During the opening, this work was also the backdrop to a riotously playful performance at local Nagoya bar, Mago, where Abbas was joined on stage by Ramallah-based musicians Baraari and Julmud. The footage flooded the basement with light. Slogans in Arabic and English, projected across the performers’ faces, made statements like “The land brings us back to life.” It was typical of Abbas and Abou-Rahme’s project of reassembling audio and visual fragments into formations that create new possibilities for political discourse and radical resistance.

Yasmin Smith

B. 1984, Dharug Country, Australia. Lives and works in Dharug Country, Australia.

Yasmin Smith, installation view of Forest, 2022 at at Aichi Triennale 2025. Photo by Ito Tetsuo ©︎ Aichi Triennale Organizing Committee.

Of the many threads that unexpectedly knit different works in the exhibition together, one of the most common was coal. For example, late Japanese artist Yamamoto Sakubei’s bold paintings unflinchingly document social histories of life in the coalfields of his home, Kyushu, Japan. However, the ceramic work of Australian artist Yasmin Smith most gracefully captures the life of this resource across millennia.

Smith’s minimal, wall-mounted installation Forest (2022) arranges 11 ceramic-cast lumps of coal in a precise line. These 11 sculptures are each fired in glaze mixed from coal ash gathered at 11 different power plants around Australia. These plants source their own coal from quarries in the surrounding areas, meaning each sample is distinct—a unique geological record.
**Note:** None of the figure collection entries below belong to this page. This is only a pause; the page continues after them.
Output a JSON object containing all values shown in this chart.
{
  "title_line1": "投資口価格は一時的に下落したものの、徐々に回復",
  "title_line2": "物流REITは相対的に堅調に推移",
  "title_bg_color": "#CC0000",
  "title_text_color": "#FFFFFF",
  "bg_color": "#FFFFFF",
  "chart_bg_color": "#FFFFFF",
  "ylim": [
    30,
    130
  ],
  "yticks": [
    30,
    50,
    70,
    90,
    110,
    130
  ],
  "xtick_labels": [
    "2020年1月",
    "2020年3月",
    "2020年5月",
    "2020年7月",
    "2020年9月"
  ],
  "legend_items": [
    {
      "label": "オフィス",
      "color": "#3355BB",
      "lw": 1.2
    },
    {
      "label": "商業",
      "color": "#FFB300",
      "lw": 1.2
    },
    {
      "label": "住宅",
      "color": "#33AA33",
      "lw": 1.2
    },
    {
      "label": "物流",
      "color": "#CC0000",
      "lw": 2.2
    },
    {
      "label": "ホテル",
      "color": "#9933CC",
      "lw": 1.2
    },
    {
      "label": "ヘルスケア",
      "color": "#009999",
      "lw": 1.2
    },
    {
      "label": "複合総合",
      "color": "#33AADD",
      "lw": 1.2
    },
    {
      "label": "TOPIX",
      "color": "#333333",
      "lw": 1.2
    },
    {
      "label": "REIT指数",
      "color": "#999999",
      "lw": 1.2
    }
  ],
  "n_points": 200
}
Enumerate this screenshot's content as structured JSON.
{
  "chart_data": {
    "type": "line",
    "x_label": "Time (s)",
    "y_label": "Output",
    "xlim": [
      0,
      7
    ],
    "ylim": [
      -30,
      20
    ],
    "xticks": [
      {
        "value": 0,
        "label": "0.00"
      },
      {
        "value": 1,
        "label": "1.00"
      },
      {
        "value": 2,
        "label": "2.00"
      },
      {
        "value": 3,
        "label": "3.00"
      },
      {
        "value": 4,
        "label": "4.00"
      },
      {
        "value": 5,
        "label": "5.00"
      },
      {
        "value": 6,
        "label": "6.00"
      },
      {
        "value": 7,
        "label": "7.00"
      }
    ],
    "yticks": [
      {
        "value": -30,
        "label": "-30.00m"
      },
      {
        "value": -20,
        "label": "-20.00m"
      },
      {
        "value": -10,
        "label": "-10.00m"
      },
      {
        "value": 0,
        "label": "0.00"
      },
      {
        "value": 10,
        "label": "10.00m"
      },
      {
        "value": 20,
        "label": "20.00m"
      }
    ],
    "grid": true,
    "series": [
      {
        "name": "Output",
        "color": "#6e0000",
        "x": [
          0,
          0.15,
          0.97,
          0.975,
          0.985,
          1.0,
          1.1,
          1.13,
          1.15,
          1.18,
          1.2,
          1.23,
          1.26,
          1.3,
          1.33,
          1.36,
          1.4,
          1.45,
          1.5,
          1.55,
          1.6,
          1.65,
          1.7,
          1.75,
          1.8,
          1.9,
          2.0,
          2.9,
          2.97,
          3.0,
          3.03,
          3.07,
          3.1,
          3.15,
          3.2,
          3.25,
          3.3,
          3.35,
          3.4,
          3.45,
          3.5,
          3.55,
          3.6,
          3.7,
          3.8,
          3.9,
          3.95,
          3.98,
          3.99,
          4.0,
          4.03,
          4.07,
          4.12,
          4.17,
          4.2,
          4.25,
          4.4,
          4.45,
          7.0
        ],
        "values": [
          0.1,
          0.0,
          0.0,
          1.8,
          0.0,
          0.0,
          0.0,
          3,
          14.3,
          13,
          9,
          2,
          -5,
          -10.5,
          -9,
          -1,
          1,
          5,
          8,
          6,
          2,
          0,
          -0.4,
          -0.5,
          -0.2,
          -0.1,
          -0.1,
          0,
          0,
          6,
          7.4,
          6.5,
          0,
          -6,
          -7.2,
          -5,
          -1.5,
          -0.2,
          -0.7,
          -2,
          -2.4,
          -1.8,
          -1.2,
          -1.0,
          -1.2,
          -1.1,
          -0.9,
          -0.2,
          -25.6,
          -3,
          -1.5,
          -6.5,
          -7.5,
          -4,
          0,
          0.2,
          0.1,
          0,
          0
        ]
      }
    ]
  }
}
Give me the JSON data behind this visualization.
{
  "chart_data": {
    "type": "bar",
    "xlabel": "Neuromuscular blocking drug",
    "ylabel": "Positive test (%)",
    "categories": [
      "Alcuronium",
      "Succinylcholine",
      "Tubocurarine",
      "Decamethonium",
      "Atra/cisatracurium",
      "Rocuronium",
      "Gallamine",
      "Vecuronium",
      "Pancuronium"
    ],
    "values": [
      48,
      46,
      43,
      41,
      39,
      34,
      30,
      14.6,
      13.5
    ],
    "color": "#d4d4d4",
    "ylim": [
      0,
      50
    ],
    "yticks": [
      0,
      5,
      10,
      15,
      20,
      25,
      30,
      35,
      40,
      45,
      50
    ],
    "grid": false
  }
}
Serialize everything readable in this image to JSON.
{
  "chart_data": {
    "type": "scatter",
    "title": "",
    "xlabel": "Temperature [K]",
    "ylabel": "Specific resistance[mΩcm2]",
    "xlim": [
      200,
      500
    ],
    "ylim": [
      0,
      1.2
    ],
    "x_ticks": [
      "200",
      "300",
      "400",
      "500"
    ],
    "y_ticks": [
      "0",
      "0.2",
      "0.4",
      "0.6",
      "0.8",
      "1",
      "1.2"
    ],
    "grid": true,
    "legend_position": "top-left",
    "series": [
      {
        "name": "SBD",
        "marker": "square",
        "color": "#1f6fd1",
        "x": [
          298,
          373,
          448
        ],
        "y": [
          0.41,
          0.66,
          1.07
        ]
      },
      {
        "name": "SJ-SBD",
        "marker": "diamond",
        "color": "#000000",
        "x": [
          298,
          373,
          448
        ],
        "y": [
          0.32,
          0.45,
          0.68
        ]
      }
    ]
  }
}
The glaze that incorporates coal ash drawn from the oldest quarries shines bone white, while more recent samples (18 million years old) are suffused with the dark,earthy color of soil still rich with minerals. The gradient that emerges is a timeline told in color, tracing the development of coal, which is itself pivotal to the development of human history.

B. 1980 in Rosario, Argentina. Lives and works nomadically.

Each edition of the Aichi Triennale makes a point of exploring its themes in the context of the surrounding region, this time focusing on Seto City. Argentine artist Adrián Villar Rojas’s layered digital images are presented in a recently abandoned school, now vacant due to the area’s dwindling child population. Where we might imagine periodic tables and finger paintings once hung, the classroom walls are now covered floor-to-ceiling with messy collages of digital renderings. Pixelated fires tear across the space in one room, while in others, intimidating gangs of muscle-bound Neanderthals glare out at the child-size sinks and workbenches that still fill the space. Villar Rojas’s images even plaster the windows, blocking out the light of day.

The artist describes his work as a “membrane,” and we see it cling to the building in the same way that history clings to human experience. The effect is a type of time travel. Neolithic cave drawings are collaged against snapshots of modern political uprisings, while our sinister ancient ancestors collide with a sinister present where children are becoming more scarce. Villar Rojas’s site-specific provocation bleeds into the Triennale’s surroundings in Seto City like a gateway to a parallel universe. It is a work that immerses us in the cycles of destruction and rebirth at play throughout “A Time Between Ashes and Roses.”